In analasyng the cast, Universidade de Sao Paulo said Shinomori is portrayed as a man strictly responsible over his men's loyalty and frustration with the past haunt and torment him, carrying the resentment of situations badly or unresolved. In his character, the reader can see the representation of the permanence of the Shogunate, as he avoids abandoning it. Therefore, he sets himself the goal of defeating the protagonist, as he was not only legendary but was also considered the strongest at the end of the Shogunate. Therefore, the feelings related to Aoshi are linked to the permanence of the previous historical moment that was not overcome despite the fact that a new Era, the Meiji, was already being experienced. Frustration, resentment, hurt, all this negativity is part of the construction of his trajectory, until the overcoming and transformation of his values to be adapted to the new moment that is being constructed. While Kenshin and Aoshi may be the extremes of the Meiji Restoration, Saito Hajime catalyzes the representation of the transition. Universidade Federal Fluminense said in Shinomori's goal was to defeat Kenshin due to the villain's anger towards the new government and the old Shogun. Feeling threatened, Takeda, an unscrupulous man who knows neither honor nor the samurai code, uses a modern, Western weapon: the machine gun. With it, the villain kills Aoshi's allies, who sacrifice themselves for their leader, in a clear conflict between tradition and modernity themes.

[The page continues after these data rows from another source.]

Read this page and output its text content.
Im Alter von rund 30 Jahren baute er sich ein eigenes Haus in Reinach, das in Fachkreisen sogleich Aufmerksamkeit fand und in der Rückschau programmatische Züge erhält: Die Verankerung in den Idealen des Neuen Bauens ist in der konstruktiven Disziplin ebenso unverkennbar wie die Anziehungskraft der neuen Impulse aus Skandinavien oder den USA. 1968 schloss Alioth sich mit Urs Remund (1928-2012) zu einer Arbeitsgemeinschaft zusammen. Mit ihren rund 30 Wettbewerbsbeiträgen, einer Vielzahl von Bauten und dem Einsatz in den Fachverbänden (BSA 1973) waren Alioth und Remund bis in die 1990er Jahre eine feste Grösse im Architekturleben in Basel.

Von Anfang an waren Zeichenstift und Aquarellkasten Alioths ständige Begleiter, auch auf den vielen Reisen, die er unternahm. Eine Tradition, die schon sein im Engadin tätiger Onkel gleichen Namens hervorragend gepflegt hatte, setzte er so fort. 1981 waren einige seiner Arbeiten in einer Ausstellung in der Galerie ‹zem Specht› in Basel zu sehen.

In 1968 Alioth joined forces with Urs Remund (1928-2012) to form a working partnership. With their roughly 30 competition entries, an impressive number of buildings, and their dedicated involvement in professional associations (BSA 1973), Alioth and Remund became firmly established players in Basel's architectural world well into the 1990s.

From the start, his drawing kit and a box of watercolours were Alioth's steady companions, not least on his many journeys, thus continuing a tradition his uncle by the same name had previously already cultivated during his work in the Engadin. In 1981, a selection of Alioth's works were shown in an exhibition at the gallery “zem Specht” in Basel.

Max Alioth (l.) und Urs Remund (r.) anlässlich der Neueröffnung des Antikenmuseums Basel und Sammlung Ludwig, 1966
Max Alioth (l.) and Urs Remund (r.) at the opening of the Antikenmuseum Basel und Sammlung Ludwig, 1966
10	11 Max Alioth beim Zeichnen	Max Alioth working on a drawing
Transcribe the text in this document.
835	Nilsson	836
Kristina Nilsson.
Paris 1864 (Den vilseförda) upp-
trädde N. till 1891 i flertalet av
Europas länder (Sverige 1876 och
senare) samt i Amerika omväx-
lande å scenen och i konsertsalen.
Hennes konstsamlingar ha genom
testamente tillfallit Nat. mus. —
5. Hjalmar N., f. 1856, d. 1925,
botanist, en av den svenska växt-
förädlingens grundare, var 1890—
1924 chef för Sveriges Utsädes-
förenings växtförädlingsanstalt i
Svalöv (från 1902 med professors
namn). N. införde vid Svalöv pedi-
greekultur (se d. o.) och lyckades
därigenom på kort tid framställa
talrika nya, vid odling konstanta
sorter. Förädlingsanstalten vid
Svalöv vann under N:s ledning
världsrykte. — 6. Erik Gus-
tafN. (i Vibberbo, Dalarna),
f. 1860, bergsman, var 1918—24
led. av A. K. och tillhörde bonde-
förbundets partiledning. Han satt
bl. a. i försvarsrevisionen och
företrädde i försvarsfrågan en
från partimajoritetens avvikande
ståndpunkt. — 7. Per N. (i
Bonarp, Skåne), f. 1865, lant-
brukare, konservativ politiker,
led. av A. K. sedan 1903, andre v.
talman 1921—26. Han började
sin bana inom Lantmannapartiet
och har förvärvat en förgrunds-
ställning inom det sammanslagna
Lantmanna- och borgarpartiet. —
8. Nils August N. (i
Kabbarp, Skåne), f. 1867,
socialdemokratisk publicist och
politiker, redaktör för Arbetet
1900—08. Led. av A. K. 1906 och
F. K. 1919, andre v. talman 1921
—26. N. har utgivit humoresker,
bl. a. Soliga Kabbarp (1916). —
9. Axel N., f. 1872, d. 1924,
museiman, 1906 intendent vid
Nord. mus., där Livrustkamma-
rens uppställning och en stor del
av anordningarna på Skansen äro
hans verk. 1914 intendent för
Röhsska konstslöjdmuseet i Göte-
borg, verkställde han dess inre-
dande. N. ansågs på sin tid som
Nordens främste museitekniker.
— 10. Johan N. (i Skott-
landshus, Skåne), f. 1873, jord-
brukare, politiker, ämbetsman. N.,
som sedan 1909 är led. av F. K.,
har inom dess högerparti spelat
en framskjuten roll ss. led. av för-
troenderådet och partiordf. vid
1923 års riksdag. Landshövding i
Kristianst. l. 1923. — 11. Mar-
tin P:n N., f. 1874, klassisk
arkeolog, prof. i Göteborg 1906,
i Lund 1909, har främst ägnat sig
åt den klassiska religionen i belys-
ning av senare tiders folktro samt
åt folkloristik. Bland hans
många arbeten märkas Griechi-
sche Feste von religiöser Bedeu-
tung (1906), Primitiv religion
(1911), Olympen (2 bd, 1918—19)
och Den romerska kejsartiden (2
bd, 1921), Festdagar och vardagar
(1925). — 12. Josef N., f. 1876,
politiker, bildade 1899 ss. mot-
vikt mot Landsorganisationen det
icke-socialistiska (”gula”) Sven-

Iseya's portrayal of Shinomori also received mixed with snapthirty describing his character as "melodramatic" with a "vengeful demeanor", while J Generation also praised Shinomori's characterization for how he fits in Kyoto Inferno due to his connections with Shishio but lamented how he does not get to fight Kenshin in this film. Filmedinether felt that despite changes in regards to Shinomori's story from the original series, his character fits well into the manga and praised his fight scenes. Marcus Goh from Yahoo! regarded his duel with Kenshin as the best fight in the films. On the other hand, Anime News Network lamented the screentime the cast in general has in Kyoto Inferno as he and Misao "are shortchanged by the larger demands of the story." For the third film, the same site said that "the resolution for characters like Aoshi feels undercooked".